Direito Civil

sexta-feira, 05 de março de 2010

Formação dos contratos


Os contratos se formam pela manifestação de vontade. Se a pessoa não quiser, não há quem a obrigue a contratar. Além da vontade, precisamos manifestá-la. Como manifestar, então? Expressa ou tacitamente. Emitir sinais é aceitação expressa. Não é sinônimo de “manifestação expressa” a “manifestação escrita”. Cuidado. Lembre-se que a manifestação tácita nem sempre é aceita.

E o silêncio? Significa ele algo? Nada. O silêncio não serve como manifestação de vontade. Excepcionalmente o art. 111 permite: “O silêncio importa anuência, quando as circunstâncias ou os usos o autorizarem, e não for necessária a declaração de vontade expressa.” Exemplo: o vendedor de galinha. Silêncio não é só da própria voz, mas também da falta de atitude. Os usos e costumes do local têm que dar significado ao silêncio.

Outro exemplo é o contrato de locação: quando o prazo se esgota e as partes não se manifestam, o contrato se renovará por tempo indeterminado.

 

Negociações preliminares

Muita atenção. O termo é sinônimo de período pré-contratual. Primeira pergunta: já há contrato? Claro que não. É um momento anterior ao contrato. Os contratos obrigam. Significa então que ainda não há obrigação. O período pré-contratual é o período de namoro! O que é esse namoro? É o período de conhecimento, enquanto a parte pensa em fazer um negócio e considera as possibilidades. Ocorre quando alguém pergunta se outro quer comprar um bem e a pessoa diz que está pensando. Ninguém está obrigado. Pode ser rápido ou longo, como os namoros mesmo. Compra de apartamento ou de empresa: demora muito para se decidir! A compra de um notebook, por sua vez, pode ser muito mais rápida.

Depois do período pré-contratual vem o quê? O pré-contrato. Não confunda! Agora sim falamos em contrato. Ele já obriga. Pense no noivado. Do período pré-contratual pode-se ir para o pré-contrato ou diretamente para o contrato, que seria o casamento. Mas vejam: se estou namorando e quero casar, sou obrigado a noivar primeiramente? Não. O mesmo aqui: pode-se ir diretamente do período pré-contratual para o contrato.

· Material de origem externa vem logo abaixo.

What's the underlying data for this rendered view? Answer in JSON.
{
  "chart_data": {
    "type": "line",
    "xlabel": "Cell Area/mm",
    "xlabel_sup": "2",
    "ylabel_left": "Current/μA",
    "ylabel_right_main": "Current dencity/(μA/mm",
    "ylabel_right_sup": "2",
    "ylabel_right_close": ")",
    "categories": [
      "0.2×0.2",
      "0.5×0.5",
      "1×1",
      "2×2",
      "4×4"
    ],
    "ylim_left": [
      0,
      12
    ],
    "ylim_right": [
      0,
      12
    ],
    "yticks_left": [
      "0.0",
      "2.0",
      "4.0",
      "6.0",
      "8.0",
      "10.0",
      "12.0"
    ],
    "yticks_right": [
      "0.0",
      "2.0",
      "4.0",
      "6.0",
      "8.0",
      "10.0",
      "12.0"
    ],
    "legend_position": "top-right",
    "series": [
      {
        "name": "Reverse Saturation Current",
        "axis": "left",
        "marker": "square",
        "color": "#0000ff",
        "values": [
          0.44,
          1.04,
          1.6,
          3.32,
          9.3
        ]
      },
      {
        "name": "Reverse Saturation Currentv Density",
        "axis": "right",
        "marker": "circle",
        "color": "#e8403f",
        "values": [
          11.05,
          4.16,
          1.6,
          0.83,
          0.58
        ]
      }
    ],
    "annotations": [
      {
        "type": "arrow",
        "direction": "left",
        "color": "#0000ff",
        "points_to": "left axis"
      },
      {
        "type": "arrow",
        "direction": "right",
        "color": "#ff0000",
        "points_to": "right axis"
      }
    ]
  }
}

E se eu só tiver dinheiro daqui a seis meses? Então fazemos um pré-contrato, com promessa de compra e venda. As coisas ficaram mais sérias. Noivado gera certas obrigações. E se as partes tiverem tido despesas?

Logo, no período pré-contratual, se uma das partes houver tido despesas, cabe indenização ou reparação? Pode ser o caso. Ainda que não seja um contrato, dependendo da situação, ele ensejará sim algum tipo de indenização. Não se podem abandonar as tratativas do período pré-contratual de forma completamente inexplicável. Toda vez que alguém tiver prejuízo financeiro ou emocional e acreditar que esse prejuízo foi causado por outra pessoa, ela deverá correr atrás. Independente de contrato!

Na ordem, então, para entendermos didaticamente o período pré-contratual, o pré-contrato e o contrato: não obriga, obriga um pouquinho, e obriga de mais.

E se noivei, sou obrigado a casar? Claro que haverá uma tendência natural, mas não! Poderei desistir.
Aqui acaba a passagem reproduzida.